Seit 2007 lebt und arbeitet der Schwabe in der Schweiz; im Winter in St. Moritz, in den wärmeren Monaten in Ascona. Sein Arbeitsplatz im Tessin ist die Küche des Nobelhotels Giardino. Fliegaufs Ristorante Ecco zählt zu den besten im Land. Das Hotel hat sich hierzulande vor allem während der Fußball-Europameisterschaft 2008 in Österreich und der Schweiz einen Namen gemacht: Auf dem modernen Anwesen hatte sich die deutsche Fußballnationalmannschaft während des Turniers einquartiert. Für den Titel hat es bekanntlich nicht gereicht – für ein paar erholsame Stunden in luxuriösem Ambiente bei köstlichen Tessiner Spezialitäten aber bestimmt.
Risotto direkt vom Feld
Jene Köstlichkeiten gibt es auch bei Fliegaufs Kollegen Othmar Schlegl, der nur einen kurzen Fußmarsch entfernt in einem weiteren Luxushotel Asconas, dem Castello del Sole, in der Küche steht. Für die regionalen Zutaten muss Schlegl, ausgezeichnet mit einem Michelin-Stern, nur mal schnell ins Freie. Auf dem rund 150 Hektar großen Hotelgelände mit Kräutergarten, den Gemüsebeeten und einem hauseigenem Land- wirtschaftsbetrieb findet der Koch so ziemlich alles, was er benötigt – ob Hartweizengrieß für die Spaghetti, Reis für den Risotto oder den passenden Wein aus dem eigenen Weingut. „Das Klima hier ist einfach ideal“, schwärmt der Koch und präsentiert in seinem Garten stolz seine Yuzu-Sträucher – eine asiatische Zitruspflanze mit hocharomatischen Früchten.
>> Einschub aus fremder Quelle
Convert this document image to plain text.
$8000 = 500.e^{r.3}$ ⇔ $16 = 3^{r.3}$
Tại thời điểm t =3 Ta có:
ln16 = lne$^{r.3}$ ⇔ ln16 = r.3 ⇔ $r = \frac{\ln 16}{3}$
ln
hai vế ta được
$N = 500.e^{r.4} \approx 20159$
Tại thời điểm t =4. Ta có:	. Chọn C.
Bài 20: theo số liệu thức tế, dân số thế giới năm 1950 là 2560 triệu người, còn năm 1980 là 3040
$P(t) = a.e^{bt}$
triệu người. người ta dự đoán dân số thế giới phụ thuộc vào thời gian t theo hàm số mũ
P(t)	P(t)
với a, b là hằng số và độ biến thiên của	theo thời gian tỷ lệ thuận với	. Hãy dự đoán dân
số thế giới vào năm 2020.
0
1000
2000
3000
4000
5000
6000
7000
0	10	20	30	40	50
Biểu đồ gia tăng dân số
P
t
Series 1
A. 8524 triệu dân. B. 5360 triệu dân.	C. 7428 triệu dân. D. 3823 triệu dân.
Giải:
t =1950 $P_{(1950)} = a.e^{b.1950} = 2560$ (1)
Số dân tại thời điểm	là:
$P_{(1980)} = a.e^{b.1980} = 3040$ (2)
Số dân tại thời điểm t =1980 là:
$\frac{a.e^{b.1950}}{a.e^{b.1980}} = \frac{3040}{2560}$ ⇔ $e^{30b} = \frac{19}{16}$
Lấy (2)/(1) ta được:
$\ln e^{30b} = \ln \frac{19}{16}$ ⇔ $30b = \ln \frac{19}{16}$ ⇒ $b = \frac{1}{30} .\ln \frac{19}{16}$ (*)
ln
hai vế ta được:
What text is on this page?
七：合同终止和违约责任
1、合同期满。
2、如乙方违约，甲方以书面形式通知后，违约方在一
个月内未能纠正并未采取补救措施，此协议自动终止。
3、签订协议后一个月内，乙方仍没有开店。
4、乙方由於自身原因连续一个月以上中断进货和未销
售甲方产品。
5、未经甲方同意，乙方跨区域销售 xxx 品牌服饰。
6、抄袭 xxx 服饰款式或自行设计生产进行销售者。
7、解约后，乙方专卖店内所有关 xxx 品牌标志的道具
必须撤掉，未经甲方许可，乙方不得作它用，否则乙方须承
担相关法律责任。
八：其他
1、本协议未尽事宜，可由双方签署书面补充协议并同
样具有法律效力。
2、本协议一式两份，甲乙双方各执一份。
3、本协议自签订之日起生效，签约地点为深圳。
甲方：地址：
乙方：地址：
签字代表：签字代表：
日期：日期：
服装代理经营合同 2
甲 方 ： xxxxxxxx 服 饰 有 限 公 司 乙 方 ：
Hoch in den Bergen bei Ilario Gabani würden diese empfindlichen Gewächse mit Sicherheit eingehen. Der für seine Farina Bona benötigte Mais ist da schon robuster. Doch auch sein Produkt findet in den Sterneküchen im Tal Verwendung, und selbst die große Schweizer Supermarktkette Migros hat das Mehl in ihren Tessiner Filialen ins Sortiment aufgenommen. Das macht den 55-Jährigen stolz. „Man kann auch Kuchen oder Suppe damit machen“, sagt Gabani und verteilt ein Faltpapier mit Rezepten, die er mit seinen Schülern und deren Eltern in einem Schulprojekt entwickelt hat. Die Zutaten und die Zubereitung sind im Grunde so einfach wie die Herstellung der Farina Bona. Womöglich liegt genau darin das Geheimnis.